In Maggard, the IRS contended that Mr. Maggard must pay taxes on his share of the corporation’s income for the years at issue, regardless of whether the income was distributed to him, because the company elected to be taxed as an S corporation. Mr. Maggard contended that the corporation’s S-corporation election terminated before the years at issue because of repeated disproportionate distributions to shareholders in violation of the single stock requirement in 26 U.S.C. § 1361(b)(1)(D).

The Court concluded that disproportionate distributions did not terminate the corporation’s S-corporation tax election. The Court relied upon the fact that the corporation did not change its governing documents or authorize a second class of shares. The corporation’s governing provisions provided for identical rights to distributions and liquidation proceeds.

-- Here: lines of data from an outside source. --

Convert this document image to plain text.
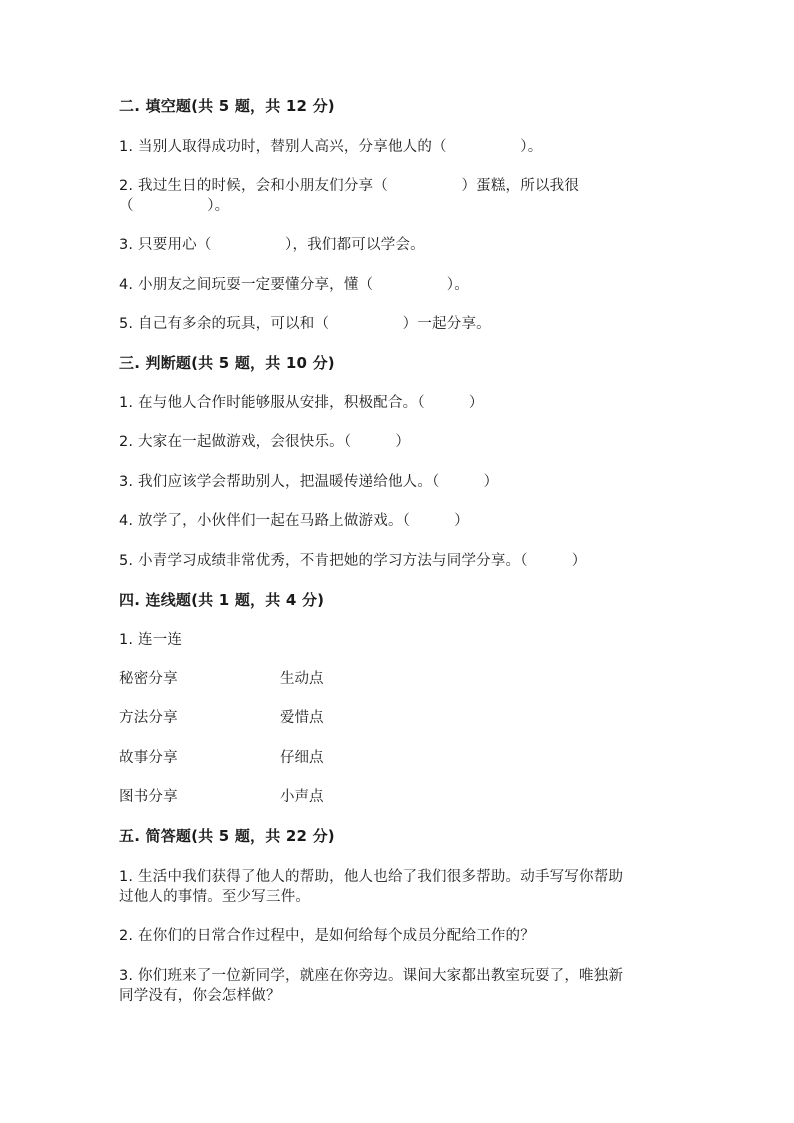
二. 填空题(共 5 题，共 12 分)
1. 当别人取得成功时，替别人高兴，分享他人的（　　　　　）。
2. 我过生日的时候，会和小朋友们分享（　　　　　）蛋糕，所以我很
（　　　　　）。
3. 只要用心（　　　　　），我们都可以学会。
4. 小朋友之间玩耍一定要懂分享，懂（　　　　　）。
5. 自己有多余的玩具，可以和（　　　　　）一起分享。
三. 判断题(共 5 题，共 10 分)
1. 在与他人合作时能够服从安排，积极配合。（　　　）
2. 大家在一起做游戏，会很快乐。（　　　）
3. 我们应该学会帮助别人，把温暖传递给他人。（　　　）
4. 放学了，小伙伴们一起在马路上做游戏。（　　　）
5. 小青学习成绩非常优秀，不肯把她的学习方法与同学分享。（　　　）
四. 连线题(共 1 题，共 4 分)
1. 连一连
秘密分享	生动点
方法分享	爱惜点
故事分享	仔细点
图书分享	小声点
五. 简答题(共 5 题，共 22 分)
1. 生活中我们获得了他人的帮助，他人也给了我们很多帮助。动手写写你帮助
过他人的事情。至少写三件。
2. 在你们的日常合作过程中，是如何给每个成员分配给工作的？
3. 你们班来了一位新同学，就座在你旁边。课间大家都出教室玩耍了，唯独新
同学没有，你会怎样做？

In nearly all circumstances, S corporations should distribute income pro-rata based on stock ownership percentages so that shareholders do not pay tax on their pro-rata share of income without receiving a pro rata distribution of income. Aside from the significant tax implications as a result of the Court’s ruling, a major takeaway is the importance of updating governance documents (including shareholders agreements and by-laws), as a failure to do so may be costly. Companies should regularly assess and evaluate their current tax structure and coordinate with an experienced tax professional to ensure their governance documents and current practice comply with applicable laws.